Process is moving forward in many EU countries say ESPON researchers.

(ANSA) - BRUSSELS, JUL 1 - The process of digitisation in the public sector is moving forward in many European counties and the area of territorial planning is no exception.
    The digitisation process is driven by ideas of efficiency, expressed, for example, in the concepts of 'smart cities' and 'digital governance', by ideas to improve the quality of, and level of participation in, public services, as with concepts such as 'open government and 'open data', and by aspirations towards a new form of economic growth and business opportunities based on the 'oil' of the 21st century - data.
    The digital transition is also playing an increasingly important role in territorial planning.
    The digitisation of territorial plans and of territorial planning processes has already been happening in many European countries in recent decades.

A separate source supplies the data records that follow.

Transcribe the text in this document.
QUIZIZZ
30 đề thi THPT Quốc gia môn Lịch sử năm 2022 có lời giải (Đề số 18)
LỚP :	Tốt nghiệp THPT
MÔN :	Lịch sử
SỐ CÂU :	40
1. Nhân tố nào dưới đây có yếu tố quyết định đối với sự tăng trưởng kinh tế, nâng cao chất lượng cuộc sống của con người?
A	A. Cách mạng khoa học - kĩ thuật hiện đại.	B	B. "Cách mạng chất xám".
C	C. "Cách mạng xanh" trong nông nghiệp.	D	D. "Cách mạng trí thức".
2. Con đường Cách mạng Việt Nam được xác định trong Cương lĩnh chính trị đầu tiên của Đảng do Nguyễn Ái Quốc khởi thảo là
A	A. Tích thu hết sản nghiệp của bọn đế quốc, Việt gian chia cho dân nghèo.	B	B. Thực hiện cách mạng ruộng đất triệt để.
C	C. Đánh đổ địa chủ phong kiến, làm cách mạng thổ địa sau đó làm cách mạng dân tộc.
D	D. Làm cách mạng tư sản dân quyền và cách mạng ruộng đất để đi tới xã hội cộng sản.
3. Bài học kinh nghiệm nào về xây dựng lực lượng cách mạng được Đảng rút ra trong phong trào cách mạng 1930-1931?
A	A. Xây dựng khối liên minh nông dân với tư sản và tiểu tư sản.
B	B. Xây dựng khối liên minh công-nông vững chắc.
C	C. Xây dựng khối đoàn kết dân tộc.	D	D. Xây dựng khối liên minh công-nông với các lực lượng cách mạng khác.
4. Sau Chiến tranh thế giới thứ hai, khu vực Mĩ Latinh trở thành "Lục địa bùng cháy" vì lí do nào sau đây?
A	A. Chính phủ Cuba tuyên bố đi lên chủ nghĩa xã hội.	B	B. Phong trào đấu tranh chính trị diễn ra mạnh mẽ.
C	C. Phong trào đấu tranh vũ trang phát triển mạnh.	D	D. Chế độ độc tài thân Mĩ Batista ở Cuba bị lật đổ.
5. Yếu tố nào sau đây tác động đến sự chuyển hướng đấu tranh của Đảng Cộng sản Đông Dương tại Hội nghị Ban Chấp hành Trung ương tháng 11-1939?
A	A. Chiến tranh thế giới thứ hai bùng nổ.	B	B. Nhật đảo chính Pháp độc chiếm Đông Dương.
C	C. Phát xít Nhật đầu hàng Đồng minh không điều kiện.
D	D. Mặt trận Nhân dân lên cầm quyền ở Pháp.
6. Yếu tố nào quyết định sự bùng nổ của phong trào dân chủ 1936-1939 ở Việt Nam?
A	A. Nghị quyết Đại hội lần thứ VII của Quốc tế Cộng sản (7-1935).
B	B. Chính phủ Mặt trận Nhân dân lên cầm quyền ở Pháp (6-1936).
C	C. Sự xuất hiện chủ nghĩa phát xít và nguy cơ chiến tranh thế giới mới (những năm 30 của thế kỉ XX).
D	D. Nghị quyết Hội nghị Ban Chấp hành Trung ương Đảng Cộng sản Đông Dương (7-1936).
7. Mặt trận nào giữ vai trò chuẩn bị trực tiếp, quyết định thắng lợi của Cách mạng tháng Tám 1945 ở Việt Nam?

    The DIGIPLAN project, conducted by the ESPON research programme specialised in regional-policy analysis, contributes to the analysis of the approaches used by different national planning systems, providing an overview of the digitisation of urban-planning data in a number of European countries.
    The study revealed that digital urban plans improved work flows and planning practices for the planning authorities, thus helping to reduce the costs of the COVID-19 pandemic.
    Furthermore, digitisation enables citizens and users to obtain the precise information they need, increasing transparency and the level of involvement of the parties interested in planning issues.
    According to the researchers, the digitization of territorial plans is mainly a top-down process, in which the ministry or competent authority propels the process, especially in centralized States.
    Other elements that have contributed to accelerating the digitization of territorial plans are the implementation of the Inspire directive, which aims to guarantee the compatibility of spatial-data infrastructure among all the Member States, and the more general push towards digitalisation and technological development.
    The researchers said that the digitization process has reached different stages in the countries analysed, depending on, among other things, the amount of resources allocated to it, when it started and the level of competence in spatial planning of the public authorities involved.
    They concluded that future developments could be influenced by a reset of priorities and by eventual budget restrictions following the pandemic. (ANSA).